Dans le cadre de notre format “Inspire” et de son cinquième numéro “Loin sans partir loin”, Azaïs Perronin s’interroge, avec Jean Pinard, consultant en progrès touristiques, sur le tourisme sportif de demain, dans un monde plus chaud. Un tourisme intimement lié à des territoires plus accessibles.
En cette chaude journée de juillet du milieu du XXIème siècle, des randonneurs arrivent au bout du sentier. C’est ici, à 1200m d’altitude, qu’ils passeront la nuit. Leur sac compote le matériel nécessaire, pas plus. Les tentes et les réchauds les attendent déjà. Entretenus par le parc naturel, ils sont installés pour quelques jours avant de retrouver les étagères de la maison du bivouac. “La démocratisation des activités de pleine nature est un sujet de société qui s’accompagne, qui suppose des aménagements”, estime Jean Pinard.

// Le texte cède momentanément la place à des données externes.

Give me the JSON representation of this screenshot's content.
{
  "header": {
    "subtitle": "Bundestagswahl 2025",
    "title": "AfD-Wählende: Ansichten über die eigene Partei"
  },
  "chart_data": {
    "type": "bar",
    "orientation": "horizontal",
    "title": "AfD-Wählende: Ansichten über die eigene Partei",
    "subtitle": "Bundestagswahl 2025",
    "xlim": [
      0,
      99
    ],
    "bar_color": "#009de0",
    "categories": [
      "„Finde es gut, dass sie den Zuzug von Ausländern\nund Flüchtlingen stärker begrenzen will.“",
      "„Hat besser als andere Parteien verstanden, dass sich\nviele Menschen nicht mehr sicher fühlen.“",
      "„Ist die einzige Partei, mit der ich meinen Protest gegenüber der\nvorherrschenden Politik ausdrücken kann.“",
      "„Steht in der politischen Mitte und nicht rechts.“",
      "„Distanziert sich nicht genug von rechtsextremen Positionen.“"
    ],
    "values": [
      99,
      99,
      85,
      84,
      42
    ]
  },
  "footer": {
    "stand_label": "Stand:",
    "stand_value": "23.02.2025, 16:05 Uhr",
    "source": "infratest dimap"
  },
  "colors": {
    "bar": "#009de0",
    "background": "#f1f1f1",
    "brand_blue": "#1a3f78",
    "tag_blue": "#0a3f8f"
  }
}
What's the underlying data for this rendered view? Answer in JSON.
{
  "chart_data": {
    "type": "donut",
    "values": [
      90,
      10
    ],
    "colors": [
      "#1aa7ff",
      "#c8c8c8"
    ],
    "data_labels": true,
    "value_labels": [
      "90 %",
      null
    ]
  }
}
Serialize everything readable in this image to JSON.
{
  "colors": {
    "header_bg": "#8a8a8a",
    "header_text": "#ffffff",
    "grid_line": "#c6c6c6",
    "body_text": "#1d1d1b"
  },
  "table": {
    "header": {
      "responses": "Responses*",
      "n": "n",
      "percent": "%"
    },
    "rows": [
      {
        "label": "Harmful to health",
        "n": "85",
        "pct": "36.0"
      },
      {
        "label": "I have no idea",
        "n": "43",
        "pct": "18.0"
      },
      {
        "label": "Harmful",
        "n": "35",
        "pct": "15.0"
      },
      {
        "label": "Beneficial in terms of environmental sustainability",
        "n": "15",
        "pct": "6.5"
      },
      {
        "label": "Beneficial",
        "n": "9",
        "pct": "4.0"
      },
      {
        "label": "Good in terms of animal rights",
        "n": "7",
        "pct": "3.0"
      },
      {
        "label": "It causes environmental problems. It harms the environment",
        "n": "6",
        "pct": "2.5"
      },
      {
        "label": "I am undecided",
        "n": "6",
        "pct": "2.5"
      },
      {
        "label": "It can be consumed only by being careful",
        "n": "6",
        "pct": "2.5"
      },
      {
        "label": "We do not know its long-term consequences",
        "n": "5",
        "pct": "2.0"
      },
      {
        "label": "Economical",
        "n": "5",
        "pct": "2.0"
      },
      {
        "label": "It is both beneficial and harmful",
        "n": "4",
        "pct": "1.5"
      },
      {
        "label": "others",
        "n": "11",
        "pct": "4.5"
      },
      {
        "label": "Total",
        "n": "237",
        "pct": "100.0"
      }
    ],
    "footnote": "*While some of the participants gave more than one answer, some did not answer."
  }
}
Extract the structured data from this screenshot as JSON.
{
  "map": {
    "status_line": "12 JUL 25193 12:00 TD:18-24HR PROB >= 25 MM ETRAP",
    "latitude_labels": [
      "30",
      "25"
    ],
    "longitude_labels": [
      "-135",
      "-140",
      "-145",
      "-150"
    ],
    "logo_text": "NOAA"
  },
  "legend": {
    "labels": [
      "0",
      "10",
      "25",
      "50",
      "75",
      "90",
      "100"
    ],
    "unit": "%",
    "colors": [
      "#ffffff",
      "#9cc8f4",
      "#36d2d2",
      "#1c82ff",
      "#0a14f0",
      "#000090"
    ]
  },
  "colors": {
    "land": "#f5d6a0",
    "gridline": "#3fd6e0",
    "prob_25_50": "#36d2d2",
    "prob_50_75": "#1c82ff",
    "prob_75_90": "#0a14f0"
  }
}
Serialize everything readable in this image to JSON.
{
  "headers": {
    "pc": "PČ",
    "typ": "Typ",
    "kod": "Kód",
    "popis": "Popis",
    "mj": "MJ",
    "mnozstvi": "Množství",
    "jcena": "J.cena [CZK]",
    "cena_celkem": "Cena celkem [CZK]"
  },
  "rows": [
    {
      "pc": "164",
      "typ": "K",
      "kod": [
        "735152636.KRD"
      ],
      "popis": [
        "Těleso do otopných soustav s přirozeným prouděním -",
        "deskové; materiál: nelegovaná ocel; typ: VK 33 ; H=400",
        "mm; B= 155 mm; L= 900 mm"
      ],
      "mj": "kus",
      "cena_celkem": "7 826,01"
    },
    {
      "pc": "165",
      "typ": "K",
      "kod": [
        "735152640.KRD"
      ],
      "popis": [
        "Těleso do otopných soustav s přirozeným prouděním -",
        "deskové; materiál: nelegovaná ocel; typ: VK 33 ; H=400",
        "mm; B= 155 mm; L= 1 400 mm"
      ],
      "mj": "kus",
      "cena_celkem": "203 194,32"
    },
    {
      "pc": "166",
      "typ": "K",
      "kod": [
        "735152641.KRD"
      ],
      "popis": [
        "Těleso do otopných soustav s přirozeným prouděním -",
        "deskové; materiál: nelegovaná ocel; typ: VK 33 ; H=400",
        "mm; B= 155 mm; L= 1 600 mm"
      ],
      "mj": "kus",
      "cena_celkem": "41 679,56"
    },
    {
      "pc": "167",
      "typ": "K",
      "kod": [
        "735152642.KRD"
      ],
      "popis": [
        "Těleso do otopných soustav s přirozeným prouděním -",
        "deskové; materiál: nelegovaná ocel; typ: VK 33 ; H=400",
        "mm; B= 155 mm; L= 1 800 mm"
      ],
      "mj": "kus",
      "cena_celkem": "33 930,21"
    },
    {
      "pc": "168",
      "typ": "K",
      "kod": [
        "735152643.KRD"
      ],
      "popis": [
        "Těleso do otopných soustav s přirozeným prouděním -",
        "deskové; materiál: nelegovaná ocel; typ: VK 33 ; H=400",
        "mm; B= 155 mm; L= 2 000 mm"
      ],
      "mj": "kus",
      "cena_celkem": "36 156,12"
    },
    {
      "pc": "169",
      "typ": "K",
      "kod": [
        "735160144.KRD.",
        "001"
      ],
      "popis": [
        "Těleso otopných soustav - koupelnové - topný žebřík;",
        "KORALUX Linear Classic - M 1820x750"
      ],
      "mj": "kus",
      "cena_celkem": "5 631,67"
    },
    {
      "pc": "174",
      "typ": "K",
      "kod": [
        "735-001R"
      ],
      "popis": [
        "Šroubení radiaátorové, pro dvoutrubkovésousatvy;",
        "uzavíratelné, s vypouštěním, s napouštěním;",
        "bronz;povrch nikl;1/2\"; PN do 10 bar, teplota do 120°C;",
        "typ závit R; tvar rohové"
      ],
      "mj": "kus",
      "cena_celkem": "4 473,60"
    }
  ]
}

Les randonneurs sont montés chercher un peu de fraîcheur quand les nuits tropicales devenaient insoutenables en ville. Lorsque le thermomètre dépasse les 40°C dans les vallées, le rituel saisonnier se met en place. Les navettes déposent les visiteurs au pied des sentiers dès le petit matin. Venir chercher quelques degrés de moins est devenu un besoin, auquel les territoires se sont préparés. “Il ne s’agit pas d’empêcher les gens de venir, au contraire, grâce à l’aménagement, l’acculturation, l’accès à la nature est organisé”.
Parmi les campeurs du soir, certains étaient venus ces derniers jours pour assister à une compétition de canoë-kayak. Ils se sont saisis de cet événement réputé pour sillonner la région. “Il faudra accepter de voyager moins souvent, mais de vivre davantage les territoires que l’on découvre”, note Jean Pinard. Les spectateurs comme les participants ne traversent plus la France ou l’Europe pour quelques heures avant de repartir aussitôt. Les séjours sont plus longs, les déplacements moins nombreux. Le train est redevenu l’épine dorsale des grands rassemblements sportifs, associé à des mobilités locales plus sobres.
D’ailleurs, les organisateurs ne se contentent plus de proposer seulement une compétition. Ils sont les passeurs du patrimoine local.“La manifestation sportive doit être une porte d’entrée vers un territoire, pas une parenthèse hors-sol sans lien avec la culture locale”. Les habitants avaient voix au chapitre et se sont exprimés favorablement pour la tenue de l’événement. Les producteurs, les artisans prennent part à la fête dont l’esprit n’a pas été dévoyé.
Au fond, c’est peut-être notre rapport au temps libre qui a le plus changé. Le rejet toujours plus prégnant des écrans pousse toutes générations confondues vers l’extérieur, vers la nature. Les territoires se sont adaptés : plutôt que de réserver leurs sentiers, leurs cours d’eau, leurs falaises aux pratiquants les plus expérimentés, ils ont préféré apprendre à accueillir de nouveaux publics. “L’usage du temps libre est concurrencé aujourd’hui de manière très féroce chez les jeunes par le divertissement digital. C’est une question de société : que faire de ce temps libre ?”, interroge Jean Pinard.
Dormir sous une tente, observer un ciel étoilé, partager un repas ou marcher sans objectif de performance sont redevenus des expériences ordinaires. “A l’avenir, il faudra accepter que la pleine nature ne soit pas réservée à une petite élite culturelle et sportive. Son accès sera organisé autour d’un pivot : le partage.”